You will learn in no uncertain terms that there are things that cannot be undone.  There will be scars and imperfections and disappointments.  You will not be able to improve things sometimes.  This will be terrifying for you.  But ultimately it will also be one of the best things for you.  It will be like an existential bell ringing to remind you that your job here is to live the experiences of your life--not to fix or control them, but to live them, to meet them honestly, and with as much love as you can muster.

You will learn this and forget it a thousand times.  You will want to recover from your surgery quickly and you will want want the baby to sleep through the night already and you will want your life to feel "yours" again as soon as possible.  You will want so many good normal things to come quickly, as if they will be signs that everything is alright.  

What I really want is to lean close to you and smooth your hair and whisper quietly into your ear, sweetheart, you are alright, it is alright, it is ok to let all this go.  In a hushed voice I want to say that that the bud breaks before it blooms.

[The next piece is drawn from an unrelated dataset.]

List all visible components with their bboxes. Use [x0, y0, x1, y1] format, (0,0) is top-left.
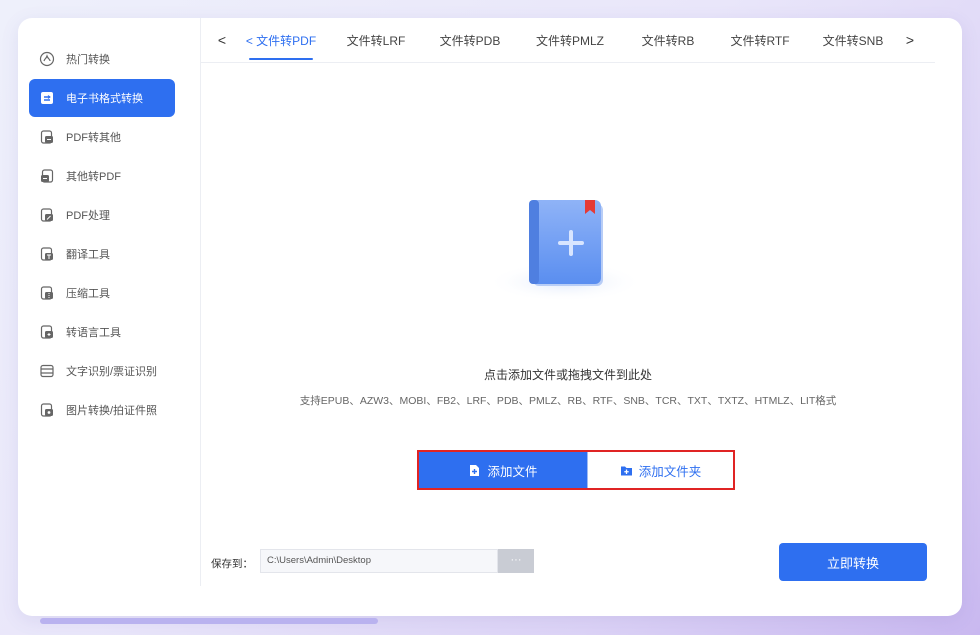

People will tell you that in three months it will get easier, which is true in a way, but what really will make it easier will be to let your life be different, to let yourself be a little broken, a little tired, a little overwhelmed, or maybe even a lot of all of those things.  

This is the best thing that motherhood is going to teach you, that even at your worst, you are still ok, that good grades and promotions, publications and achievements, none of that can ever compare to you, just you, showing up for your life.  That, sweet one, is the beginning of love.  It is the beginning of everything good.  And as hard as it is, Baby Mama, you are doing it, on these first hard days you are doing it.